Doing 12 samples software-style, does that mean 12 texture lookups?
You can use branching to your benefit. First make a quick test with 4 lookups, if all are either inside or outside of the shadow, you can mark the pixel as shadowed/unshadowed. If you got a mixed result, just look up X more shadow texels. The benefit comes from how GPUs work (atleast some, depends on hardware). GPU often group the processing units into wavefronts, cells whatever, which process multiple input data as single process (they do the same work at the same time). This is a reason, that branching hurts sometimes, because if some units of this group needs to do something else, the rest of the group need to wait and the total amount of processing time of the whole group increases.

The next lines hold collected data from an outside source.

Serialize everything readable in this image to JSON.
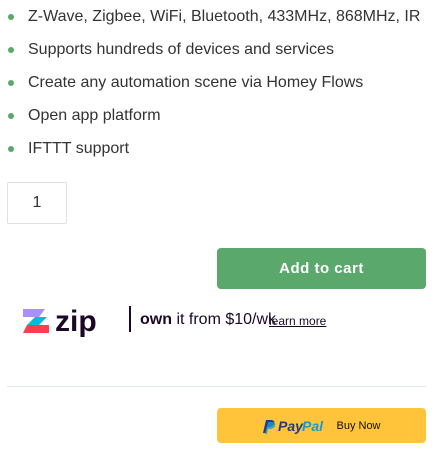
{
  "features": [
    "Z-Wave, Zigbee, WiFi, Bluetooth, 433MHz, 868MHz, IR",
    "Supports hundreds of devices and services",
    "Create any automation scene via Homey Flows",
    "Open app platform",
    "IFTTT support"
  ],
  "quantity": {
    "value": "1"
  },
  "cart": {
    "add_label": "Add to cart"
  },
  "zip": {
    "logo_text": "zip",
    "own_word": "own",
    "price_text": " it from $10/wk",
    "learn_more": "learn more"
  },
  "paypal": {
    "pay": "Pay",
    "pal": "Pal",
    "buy_now": "Buy Now"
  },
  "colors": {
    "accent_green": "#5aa86b",
    "paypal_yellow": "#ffc439",
    "paypal_dark_blue": "#253b80",
    "paypal_light_blue": "#179bd7",
    "zip_purple": "#1a0826",
    "zip_lavender": "#aa8fff",
    "zip_teal": "#00bcd4",
    "zip_red": "#ff3c50"
  }
}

Nevertheless, in our case, we want to optimize from, lets say 20 texel to just 4 texel access (sometimes). That is, if just one unit of a wavefront hits a mixed shadowed result, all pixels need the same (worst case) time. But if all unit just need 4 texel accesses, you suddently save a lot of processing time for this wavefront. A pixel wavefront eg has a 8x8 block size, thought this really depends on the hardware architecture. And the probabilty, that a 8x8 block is completly inside or outside the shadow , is quite high. Instead of lets say 20 texel access for the worst case scenario, you suddenly have an average case of ~12 texel access (assumption 50% hit rate => 4 + 16*50%).
If you work on a console, you should have access to detailed GPU archtecture information and can utilize it accordingly. If you work on the PC with unknown hardware, just build in an option which let you choose your shadow smoothness (from 1 sample up to 48 samples) and the user is able to decide himself which is best (performance vs quality).